In precedenza, la società di vendita di Novatek, la Yamal Trade, aveva firmato un contratto ventennale con la belga Fluxys per la fornitura di servizi di trasbordo di GNL al terminal Zeebrugge, per un ammontare pari a 8 milioni di tonnellate all’anno. La Fluxys investirà 250 milioni di euro nello sviluppo di questo progetto.

In parallelo con la fornitura di GNL, è in crescita anche la capacità di stoccaggio del gas sotterraneo (UGS). «Nell’ambito del progetto Yamal LNG, entro il 2019, è prevista la costruzione di un quinto serbatoio con una capacità di 180.000 metri cubi nel porto di Zeebrugge, per trasferire il gas liquefatto secondo lo schema ‘nave-deposito-nave’», dichiarano ancora le note diffuse al termine dell’incontro.

L’anno scorso, la compagnia russa ha firmato un memorandum d’intesa con Fluxys, in cui le parti hanno stabilito le loro intenzioni di sviluppare una cooperazione strategica nella realizzazione di progetti di GNL in Europa su piccola scala e lo sviluppo congiunto dei mercati di vendita di GNL in Europa e in America Latina.

Recentemente, inoltre, sono stati resi noti i piani delle due aziende in Germania: «La joint venture tra PJSC Novatek e Fluxys ha concluso un accordo con l’Amministrazione del Porto di Rostock per affittare un terreno destinato alla costruzione di un terminal di GNL di medio tonnellaggio nell’area portuale», affermano da Novatek.

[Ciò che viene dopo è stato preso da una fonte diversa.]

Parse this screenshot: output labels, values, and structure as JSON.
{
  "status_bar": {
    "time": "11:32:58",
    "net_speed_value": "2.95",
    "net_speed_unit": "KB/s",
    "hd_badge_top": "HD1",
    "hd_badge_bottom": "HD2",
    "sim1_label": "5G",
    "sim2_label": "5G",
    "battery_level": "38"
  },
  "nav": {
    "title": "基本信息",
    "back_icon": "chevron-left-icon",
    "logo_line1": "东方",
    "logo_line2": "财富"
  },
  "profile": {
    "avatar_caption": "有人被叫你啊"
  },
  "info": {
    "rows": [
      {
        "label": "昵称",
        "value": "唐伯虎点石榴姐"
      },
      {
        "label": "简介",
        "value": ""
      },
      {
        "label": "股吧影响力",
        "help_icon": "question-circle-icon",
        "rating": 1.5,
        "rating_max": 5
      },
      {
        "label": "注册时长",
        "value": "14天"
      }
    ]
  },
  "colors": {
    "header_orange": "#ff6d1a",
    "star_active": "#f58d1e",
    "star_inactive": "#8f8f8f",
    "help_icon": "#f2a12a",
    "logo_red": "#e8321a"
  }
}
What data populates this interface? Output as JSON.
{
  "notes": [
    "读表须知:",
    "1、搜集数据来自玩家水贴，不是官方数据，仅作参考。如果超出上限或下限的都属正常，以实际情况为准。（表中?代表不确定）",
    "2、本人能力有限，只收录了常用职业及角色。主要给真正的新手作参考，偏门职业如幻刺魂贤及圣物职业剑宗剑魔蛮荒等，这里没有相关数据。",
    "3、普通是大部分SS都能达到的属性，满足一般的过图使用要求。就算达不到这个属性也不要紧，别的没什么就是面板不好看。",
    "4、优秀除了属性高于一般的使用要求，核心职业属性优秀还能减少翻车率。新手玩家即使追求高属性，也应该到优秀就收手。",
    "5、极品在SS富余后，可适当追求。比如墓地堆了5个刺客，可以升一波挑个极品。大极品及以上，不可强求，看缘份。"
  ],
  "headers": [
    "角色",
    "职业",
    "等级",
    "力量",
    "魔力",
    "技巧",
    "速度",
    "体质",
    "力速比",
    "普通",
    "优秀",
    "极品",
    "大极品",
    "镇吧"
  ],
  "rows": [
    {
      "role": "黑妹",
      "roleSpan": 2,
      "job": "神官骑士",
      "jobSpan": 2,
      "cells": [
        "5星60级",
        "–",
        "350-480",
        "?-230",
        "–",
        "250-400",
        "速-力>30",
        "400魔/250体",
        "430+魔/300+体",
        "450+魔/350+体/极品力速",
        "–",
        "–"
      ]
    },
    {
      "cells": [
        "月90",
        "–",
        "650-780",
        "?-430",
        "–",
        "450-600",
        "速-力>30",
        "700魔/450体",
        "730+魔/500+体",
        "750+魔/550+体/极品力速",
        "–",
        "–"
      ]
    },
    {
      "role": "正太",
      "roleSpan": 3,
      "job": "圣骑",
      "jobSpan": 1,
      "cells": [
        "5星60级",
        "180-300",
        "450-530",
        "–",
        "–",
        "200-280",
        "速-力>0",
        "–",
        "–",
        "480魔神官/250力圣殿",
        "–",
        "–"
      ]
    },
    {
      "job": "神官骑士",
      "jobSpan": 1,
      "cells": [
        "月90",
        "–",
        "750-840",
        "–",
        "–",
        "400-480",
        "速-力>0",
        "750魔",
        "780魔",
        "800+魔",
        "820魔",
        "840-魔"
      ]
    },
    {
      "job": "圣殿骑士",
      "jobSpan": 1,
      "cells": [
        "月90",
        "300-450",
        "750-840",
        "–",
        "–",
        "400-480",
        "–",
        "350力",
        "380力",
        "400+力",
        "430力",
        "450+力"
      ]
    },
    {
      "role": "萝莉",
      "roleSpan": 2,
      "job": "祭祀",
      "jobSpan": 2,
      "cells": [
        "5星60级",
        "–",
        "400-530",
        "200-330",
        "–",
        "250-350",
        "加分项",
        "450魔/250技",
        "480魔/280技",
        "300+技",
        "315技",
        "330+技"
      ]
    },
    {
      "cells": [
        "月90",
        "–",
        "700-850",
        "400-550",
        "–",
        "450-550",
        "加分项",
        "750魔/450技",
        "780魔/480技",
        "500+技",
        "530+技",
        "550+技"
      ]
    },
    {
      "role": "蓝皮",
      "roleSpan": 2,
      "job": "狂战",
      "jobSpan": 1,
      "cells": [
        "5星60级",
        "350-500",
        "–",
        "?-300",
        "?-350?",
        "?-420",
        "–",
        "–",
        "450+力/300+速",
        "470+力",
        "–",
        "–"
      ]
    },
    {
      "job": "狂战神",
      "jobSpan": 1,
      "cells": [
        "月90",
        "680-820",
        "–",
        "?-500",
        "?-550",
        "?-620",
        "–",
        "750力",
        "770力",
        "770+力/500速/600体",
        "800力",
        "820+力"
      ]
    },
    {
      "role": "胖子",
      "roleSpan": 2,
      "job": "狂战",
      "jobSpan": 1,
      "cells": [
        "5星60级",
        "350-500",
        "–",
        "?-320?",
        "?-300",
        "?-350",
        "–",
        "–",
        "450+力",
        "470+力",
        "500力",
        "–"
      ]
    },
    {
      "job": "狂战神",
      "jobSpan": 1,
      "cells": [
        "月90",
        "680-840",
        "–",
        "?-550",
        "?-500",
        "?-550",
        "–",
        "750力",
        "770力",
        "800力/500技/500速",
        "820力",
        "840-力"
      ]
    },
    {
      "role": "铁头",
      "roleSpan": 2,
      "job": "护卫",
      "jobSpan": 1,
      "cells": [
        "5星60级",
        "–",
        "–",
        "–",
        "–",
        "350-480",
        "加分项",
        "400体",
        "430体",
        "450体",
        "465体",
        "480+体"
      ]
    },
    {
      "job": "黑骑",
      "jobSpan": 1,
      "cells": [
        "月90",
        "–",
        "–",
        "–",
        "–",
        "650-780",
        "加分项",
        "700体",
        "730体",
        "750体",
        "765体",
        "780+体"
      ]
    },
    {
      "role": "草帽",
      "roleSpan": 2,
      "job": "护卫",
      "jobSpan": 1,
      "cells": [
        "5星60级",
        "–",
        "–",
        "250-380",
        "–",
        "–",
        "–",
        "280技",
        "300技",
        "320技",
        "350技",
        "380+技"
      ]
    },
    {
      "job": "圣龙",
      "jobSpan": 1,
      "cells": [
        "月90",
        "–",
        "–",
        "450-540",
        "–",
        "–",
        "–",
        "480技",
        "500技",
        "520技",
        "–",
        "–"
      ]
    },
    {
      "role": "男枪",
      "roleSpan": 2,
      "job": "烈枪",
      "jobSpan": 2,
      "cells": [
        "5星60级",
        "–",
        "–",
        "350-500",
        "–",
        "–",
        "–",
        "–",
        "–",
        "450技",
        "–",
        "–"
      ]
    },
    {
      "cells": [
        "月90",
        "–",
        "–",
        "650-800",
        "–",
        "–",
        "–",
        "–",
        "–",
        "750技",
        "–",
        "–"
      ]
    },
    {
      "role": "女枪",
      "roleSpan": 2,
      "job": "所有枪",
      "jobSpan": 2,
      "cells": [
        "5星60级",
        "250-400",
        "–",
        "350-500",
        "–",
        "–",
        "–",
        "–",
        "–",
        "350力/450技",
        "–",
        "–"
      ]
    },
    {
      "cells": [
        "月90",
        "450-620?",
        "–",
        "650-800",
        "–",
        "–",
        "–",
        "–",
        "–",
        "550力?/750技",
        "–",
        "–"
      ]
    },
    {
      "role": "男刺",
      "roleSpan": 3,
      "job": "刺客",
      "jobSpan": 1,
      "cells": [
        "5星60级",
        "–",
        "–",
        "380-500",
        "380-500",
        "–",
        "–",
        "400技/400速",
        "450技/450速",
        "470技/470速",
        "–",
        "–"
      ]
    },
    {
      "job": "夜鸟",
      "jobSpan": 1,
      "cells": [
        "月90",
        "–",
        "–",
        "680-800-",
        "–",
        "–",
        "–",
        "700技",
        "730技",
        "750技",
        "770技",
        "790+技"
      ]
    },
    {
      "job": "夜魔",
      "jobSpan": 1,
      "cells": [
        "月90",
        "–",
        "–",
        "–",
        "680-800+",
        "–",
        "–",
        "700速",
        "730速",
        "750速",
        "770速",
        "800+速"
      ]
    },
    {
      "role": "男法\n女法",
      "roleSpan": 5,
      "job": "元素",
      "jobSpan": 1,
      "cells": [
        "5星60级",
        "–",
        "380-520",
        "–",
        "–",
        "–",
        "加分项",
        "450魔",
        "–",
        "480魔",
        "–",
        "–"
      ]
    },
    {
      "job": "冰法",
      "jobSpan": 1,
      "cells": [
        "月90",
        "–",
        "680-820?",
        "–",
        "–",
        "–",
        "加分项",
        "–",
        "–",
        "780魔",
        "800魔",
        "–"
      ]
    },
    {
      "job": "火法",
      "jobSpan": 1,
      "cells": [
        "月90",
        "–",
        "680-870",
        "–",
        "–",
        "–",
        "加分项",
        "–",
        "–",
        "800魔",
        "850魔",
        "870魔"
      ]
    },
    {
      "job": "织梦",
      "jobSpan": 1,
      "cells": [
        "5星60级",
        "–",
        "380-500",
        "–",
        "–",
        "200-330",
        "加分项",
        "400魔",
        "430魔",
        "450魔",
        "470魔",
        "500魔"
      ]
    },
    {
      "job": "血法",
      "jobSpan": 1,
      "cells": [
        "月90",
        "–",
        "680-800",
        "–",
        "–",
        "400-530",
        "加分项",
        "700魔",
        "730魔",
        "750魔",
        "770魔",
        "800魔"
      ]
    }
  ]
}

Il comunicato stampa afferma, inoltre, che la joint venture realizzerà «il progetto, la costruzione, il finanziamento, la proprietà e il funzionamento di un terminal di trasbordo di GNL di tonnellaggio medio, con una capacità di circa 300.000 tonnellate all’anno, nel porto di Rostock».

Le navi cisterna di GNL approderanno in questo terminal, comprese quelle prodotte nell’impianto GNL che Novatek sta costruendo nel Porto di Vysotsk. Il terminal dovrebbe essere completato entro la fine di quest’anno, secondo quanto dichiarato da Mark Jetvej, vicepresidente di Novatek. La sua capacità produttiva annuale sarà di 660.000 tonnellate di GNL.

«Una delle direzioni della nostra strategia in ambito GNL è rappresentata da progetti a medio e basso tonnellaggio. È importante per noi creare canali di marketing efficaci per vendere i nostri prodotti in vari mercati. L’uso del GNL come combustibile marino e motorizzato, al posto del diesel e dell’olio combustibile, contribuirà a ridurre le emissioni nell’atmosfera e a migliorare l’ambiente», ha dichiarato Leonid Mikhelson, CEO di Novatek.